Lors du Conseil des ministres européens des Transports, qui s’est tenu le 5 juin à Luxembourg, le ministre français Philippe Tabarot a confirmé l’opposition ferme de la France à la libéralisation des poids lourds de 44 tonnes sur les routes. L’Otre exprime son incompréhension face à une position française « déconnectée des réalités du terrain ».
« La France n’est pas favorable, car nous craignons un report modal défavorable du ferroviaire vers la route, alors que le fret ferroviaire est déjà en difficulté et mérite notre soutien », a-t-il déclaré devant ses homologues européens. Il a également souligné que les poids lourds concernés roulent encore majoritairement au diesel, ce qui va à l’encontre des objectifs de décarbonation du secteur. Le ministre a rappelé que la circulation accrue de ces véhicules accélère l’usure des infrastructures routières, particulièrement en France, pays de transit.
L’Otre dénonce une position « déconnectée des réalités »
La réaction de l’Otre ne s’est pas fait attendre. Dans un communiqué, elle a exprimé son incompréhension face à une position qu’elle juge « idéologique » et « déconnectée des réalités du terrain ».
L’Otre précise qu’elle ne réclame pas une généralisation du 44 tonnes, mais uniquement un encadrement strict de son usage en transfrontalier. Concrètement, cela signifie autoriser le franchissement de frontières entre deux pays voisins, à condition que chacun autorise déjà le 44 tonnes sur son propre territoire. Il ne s’agirait donc pas de permettre des trajets longue distance à travers plusieurs pays, mais de faciliter un usage local, ciblé et pragmatique.
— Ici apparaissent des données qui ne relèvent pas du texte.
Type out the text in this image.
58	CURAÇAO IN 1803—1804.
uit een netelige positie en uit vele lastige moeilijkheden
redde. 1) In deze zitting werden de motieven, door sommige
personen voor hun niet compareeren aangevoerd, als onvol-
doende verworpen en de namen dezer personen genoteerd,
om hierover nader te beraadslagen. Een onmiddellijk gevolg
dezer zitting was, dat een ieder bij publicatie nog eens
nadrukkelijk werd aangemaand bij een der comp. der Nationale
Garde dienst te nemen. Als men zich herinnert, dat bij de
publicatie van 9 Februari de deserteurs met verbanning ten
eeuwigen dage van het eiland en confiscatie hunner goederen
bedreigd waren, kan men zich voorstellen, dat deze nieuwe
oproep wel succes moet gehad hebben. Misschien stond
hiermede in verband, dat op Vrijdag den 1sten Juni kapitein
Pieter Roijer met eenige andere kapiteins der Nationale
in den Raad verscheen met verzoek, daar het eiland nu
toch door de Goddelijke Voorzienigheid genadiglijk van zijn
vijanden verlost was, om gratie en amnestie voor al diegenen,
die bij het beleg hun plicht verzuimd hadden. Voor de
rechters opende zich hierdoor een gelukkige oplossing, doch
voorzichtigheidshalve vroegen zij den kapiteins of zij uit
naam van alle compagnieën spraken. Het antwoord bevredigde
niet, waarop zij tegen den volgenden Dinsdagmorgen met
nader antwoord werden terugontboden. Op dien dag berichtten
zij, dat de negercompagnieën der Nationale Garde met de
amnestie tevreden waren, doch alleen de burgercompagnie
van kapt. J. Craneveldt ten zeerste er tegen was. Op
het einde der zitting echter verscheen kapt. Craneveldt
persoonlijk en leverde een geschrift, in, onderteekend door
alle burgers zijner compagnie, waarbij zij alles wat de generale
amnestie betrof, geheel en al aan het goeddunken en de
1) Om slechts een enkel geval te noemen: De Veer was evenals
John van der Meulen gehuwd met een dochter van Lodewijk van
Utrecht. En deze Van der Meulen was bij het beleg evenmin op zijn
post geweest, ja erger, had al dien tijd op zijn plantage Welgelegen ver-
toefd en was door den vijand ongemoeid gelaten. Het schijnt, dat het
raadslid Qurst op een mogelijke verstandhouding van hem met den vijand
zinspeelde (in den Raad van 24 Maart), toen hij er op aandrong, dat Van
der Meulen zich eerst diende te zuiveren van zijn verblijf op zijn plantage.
Un appel à une approche plus pragmatique
L’organisation appelle le gouvernement français à revoir sa position et à sortir de « postures idéologiques » pour adopter une approche pragmatique et équitable. Elle souligne que cette évolution réglementaire serait favorable aux transporteurs français, renforcerait la compétitivité de l’économie nationale, tout en contribuant à une transition écologique efficace et réaliste.